Challenges and Future Direction

  1. E2 interface scalability: Each UE-level subscription generates significant data volume. At 200 ms reporting intervals with 1,000 UEs per cell and 50 cells per RIC, the E2 data rate exceeds 100 Mbps. E2SM-KPM v3.0 supports aggregation and filtering to reduce this.
  1. xApp conflict management: When a traffic steering xApp and energy saving xApp issue conflicting controls for the same cell, the RIC's conflict mitigation function (O-RAN WG2) must arbitrate. Current solutions use priority-based ordering, but AI-driven multi-objective optimization is being researched.
  1. Multi-vendor interoperability: Despite O-RAN specifications, E2 interface interoperability between vendors remains challenging. The O-RAN Software Community (OSC) provides a reference implementation (RIC "I" Release), but production interoperability requires extensive testing. The O-RAN TIFG (Testing and Integration Focus Group) administers plugfest events to validate compliance.
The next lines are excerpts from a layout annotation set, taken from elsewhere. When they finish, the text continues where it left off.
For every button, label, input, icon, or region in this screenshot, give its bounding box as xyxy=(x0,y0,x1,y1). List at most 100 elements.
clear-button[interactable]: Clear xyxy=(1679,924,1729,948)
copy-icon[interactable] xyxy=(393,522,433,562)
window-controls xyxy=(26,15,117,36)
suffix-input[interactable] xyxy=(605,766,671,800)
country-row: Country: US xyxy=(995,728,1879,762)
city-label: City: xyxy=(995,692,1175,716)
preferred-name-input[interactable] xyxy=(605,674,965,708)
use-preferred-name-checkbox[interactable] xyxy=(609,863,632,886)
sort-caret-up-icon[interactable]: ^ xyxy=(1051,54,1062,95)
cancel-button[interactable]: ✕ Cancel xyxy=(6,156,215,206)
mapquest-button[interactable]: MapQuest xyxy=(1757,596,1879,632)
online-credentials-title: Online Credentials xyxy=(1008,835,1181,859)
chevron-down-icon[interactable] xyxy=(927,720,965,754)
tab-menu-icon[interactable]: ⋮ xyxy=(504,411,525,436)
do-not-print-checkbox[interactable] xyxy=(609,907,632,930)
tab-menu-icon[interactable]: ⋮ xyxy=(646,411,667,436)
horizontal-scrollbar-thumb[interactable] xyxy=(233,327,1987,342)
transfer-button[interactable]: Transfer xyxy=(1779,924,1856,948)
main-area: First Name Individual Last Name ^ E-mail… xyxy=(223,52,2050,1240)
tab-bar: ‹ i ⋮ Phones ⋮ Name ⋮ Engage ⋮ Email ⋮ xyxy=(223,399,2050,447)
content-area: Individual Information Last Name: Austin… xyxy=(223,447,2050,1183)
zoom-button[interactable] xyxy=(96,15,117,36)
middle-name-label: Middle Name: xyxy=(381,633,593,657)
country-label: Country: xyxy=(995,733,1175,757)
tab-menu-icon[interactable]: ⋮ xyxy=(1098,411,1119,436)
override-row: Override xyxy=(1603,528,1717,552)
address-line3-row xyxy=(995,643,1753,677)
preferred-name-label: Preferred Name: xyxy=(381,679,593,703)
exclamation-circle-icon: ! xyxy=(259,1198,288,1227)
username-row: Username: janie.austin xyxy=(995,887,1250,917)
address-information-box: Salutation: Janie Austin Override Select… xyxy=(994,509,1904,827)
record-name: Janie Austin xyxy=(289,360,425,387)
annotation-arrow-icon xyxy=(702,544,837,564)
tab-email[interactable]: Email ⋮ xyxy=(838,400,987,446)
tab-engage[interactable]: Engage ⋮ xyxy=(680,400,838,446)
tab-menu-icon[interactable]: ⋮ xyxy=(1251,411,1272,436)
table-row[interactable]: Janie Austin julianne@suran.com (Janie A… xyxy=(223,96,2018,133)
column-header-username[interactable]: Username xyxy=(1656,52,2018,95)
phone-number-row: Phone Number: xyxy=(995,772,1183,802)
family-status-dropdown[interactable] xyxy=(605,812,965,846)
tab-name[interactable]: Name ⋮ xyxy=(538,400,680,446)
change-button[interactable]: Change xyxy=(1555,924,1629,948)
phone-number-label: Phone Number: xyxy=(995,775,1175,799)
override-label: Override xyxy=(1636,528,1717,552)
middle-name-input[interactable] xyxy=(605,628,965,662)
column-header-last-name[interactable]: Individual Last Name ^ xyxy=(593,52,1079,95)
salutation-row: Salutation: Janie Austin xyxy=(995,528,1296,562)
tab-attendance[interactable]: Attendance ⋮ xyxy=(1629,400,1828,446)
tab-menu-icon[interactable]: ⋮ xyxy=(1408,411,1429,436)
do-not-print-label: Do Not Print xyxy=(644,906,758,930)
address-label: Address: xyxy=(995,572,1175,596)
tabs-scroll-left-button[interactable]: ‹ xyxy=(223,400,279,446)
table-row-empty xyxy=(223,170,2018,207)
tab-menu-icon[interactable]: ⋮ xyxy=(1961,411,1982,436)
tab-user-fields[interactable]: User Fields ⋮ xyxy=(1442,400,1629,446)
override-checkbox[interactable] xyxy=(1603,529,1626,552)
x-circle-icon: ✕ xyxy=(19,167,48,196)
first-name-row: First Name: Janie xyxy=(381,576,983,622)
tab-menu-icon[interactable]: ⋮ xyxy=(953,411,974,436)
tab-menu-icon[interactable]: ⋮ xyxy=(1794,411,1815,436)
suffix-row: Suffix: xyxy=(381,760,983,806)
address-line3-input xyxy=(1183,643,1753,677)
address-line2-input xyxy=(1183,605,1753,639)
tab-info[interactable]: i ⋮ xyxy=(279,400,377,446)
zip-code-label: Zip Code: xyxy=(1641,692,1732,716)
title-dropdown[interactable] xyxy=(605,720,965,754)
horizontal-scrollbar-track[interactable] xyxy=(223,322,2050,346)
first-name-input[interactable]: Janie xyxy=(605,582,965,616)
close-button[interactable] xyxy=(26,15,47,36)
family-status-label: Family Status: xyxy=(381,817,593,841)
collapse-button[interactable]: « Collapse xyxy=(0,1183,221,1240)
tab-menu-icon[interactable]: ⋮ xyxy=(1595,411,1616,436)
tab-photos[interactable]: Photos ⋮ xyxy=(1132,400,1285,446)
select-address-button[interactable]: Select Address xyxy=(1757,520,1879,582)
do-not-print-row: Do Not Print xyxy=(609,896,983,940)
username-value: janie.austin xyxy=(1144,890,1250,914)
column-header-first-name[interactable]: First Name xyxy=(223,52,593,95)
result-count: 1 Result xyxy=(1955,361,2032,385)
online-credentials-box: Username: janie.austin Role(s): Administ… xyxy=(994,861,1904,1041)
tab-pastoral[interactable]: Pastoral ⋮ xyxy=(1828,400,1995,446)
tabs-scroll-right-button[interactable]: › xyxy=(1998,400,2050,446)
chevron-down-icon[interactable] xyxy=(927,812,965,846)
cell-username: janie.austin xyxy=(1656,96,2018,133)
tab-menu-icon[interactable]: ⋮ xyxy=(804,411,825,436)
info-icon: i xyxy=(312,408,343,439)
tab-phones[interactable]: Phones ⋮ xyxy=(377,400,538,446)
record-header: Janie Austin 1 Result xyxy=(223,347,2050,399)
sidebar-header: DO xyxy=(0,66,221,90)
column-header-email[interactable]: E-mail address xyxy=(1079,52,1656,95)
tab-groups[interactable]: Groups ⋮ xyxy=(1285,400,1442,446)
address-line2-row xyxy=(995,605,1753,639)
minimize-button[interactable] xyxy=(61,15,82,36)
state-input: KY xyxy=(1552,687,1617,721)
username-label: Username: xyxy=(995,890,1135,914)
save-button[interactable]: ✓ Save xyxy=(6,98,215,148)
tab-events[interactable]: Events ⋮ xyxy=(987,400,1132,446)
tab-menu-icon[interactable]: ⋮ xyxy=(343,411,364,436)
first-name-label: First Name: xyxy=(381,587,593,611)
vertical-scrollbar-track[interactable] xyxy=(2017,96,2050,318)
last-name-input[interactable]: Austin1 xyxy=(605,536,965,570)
  1. Real-time ML inference: xApps using deep learning models must complete inference within the 10 ms--1 s control loop. GPU acceleration on the RIC platform, ONNX Runtime optimization, and model quantization (INT8) are common approaches. Rakuten achieved 4.2 ms inference latency for their traffic steering neural network using ONNX on CPU.

Key Takeaway: The O-RAN RIC transforms the RAN from a closed, vendor-locked system to a programmable platform where operators and third parties deploy custom intelligence via xApps and rApps. E2SM-KPM and E2SM-RC provide the standardized data and control interfaces. Real deployments by Dish (greenfield), Vodafone (brownfield), and Rakuten (full-stack) demonstrate measurable gains in traffic steering, energy saving, and mobility optimization. The key challenge is scaling E2 data flows and resolving multi-xApp conflicts in real time.